Rose thought Julia appallingly self-conscious, the kind who never got anything done.
If she applied half the energy she applies to herself and the house to something useful, think what she’d achieve!
She’s just going to disappear in a cloud of lavender water one of these days . . .
But Rose wasn’t being entirely fair. Considering that Julia had been bred and trained to be a beautiful wife, and nothing else, she wasn’t doing too badly.

‘No, thank you, darling,’ Julia said. ‘I don’t need anything.’

*

Purefoy didn’t get up to town. He lay on his bed in his room above the pub, trying not to think about Nadine. Then, when he returned to France, he felt a new fear: that of not be able to do what was required of him. He was willing enough to go back to the front – keen, even, for duty to blast thought from his mind. He just wasn’t sure that he could walk, button his jacket, say good morning. The week in Dover, the officer training, and the look in Burgess’s eye before he left had all uprooted him.

A good officer. A good Second Lieutenant. A good soldier. The machine of which he was part deftly slotted him back. Even at the dock, he felt the required state of mind begin to descend upon him, inexorably, as on every man there. It seemed to him a mass state of mind, like gas, or the all-pervading stale-biscuit smell of damp khaki. It’s there; there’s nothing you can do about it. It’s somehow natural. Now that he had identified it, he found that he could look at it from arm’s length before letting the familiar sick comfort of it sweep over him again. He wanted to approach all of it with clean senses: the trains, the pristine uniforms going out, the dirty ones coming in, the landscapes streaming past the carriage windows, the rattle of window frames, the smooth slopes and low curves of the heavy countryside towards the Somme valley, the contained anxiety of the station at Amiens, the smells of soot and paraffin, the ever-increasing destruction, the lackening trees, the cling of the muddy road to the sole of the boot, the camp, the dark damp culvert that was the entrance to the trench system.

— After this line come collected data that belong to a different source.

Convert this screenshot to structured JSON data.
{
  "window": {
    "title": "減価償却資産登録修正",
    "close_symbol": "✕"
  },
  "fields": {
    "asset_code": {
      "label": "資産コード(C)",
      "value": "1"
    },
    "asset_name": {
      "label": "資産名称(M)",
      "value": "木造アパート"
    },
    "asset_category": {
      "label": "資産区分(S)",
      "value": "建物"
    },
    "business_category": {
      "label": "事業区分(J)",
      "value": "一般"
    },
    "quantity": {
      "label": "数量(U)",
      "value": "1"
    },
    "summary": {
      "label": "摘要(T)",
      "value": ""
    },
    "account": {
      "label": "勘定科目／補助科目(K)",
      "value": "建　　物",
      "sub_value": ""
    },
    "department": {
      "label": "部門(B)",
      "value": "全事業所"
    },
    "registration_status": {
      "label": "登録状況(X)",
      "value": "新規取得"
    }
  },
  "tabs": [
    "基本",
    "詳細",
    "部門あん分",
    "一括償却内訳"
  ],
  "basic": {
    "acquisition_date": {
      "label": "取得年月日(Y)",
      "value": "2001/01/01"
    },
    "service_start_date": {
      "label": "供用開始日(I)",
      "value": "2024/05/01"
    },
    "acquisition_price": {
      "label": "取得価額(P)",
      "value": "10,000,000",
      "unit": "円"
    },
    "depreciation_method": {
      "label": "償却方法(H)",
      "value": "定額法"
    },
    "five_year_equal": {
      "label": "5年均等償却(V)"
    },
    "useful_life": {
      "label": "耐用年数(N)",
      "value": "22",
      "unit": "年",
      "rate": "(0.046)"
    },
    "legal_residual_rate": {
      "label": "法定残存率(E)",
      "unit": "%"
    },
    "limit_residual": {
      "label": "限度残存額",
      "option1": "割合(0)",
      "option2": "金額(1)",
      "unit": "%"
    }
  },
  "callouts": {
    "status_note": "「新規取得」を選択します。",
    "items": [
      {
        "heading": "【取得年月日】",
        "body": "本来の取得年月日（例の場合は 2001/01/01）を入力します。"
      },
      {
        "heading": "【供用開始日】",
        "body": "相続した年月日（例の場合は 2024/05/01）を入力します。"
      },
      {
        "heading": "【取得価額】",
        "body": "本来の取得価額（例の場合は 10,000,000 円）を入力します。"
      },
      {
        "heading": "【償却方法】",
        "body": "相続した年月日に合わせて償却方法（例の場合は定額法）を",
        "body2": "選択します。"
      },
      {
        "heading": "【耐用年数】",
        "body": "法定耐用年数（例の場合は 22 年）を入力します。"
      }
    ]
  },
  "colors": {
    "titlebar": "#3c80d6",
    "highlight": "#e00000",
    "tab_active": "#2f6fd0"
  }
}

They hadn’t found somewhere else to send him so he was, after all, back with the Paddingtons in the support lines behind Hébuterne. He found Locke in the wallpapered rabbit hole, and sat on a box, and accepted a glass of whisky. Dinner was about to be served. Locke was stepping out to see how the fellows were doing. Purefoy, accompanying him in his faultless new khaki, polished and presented, whistle and revolver, felt an utter fraud.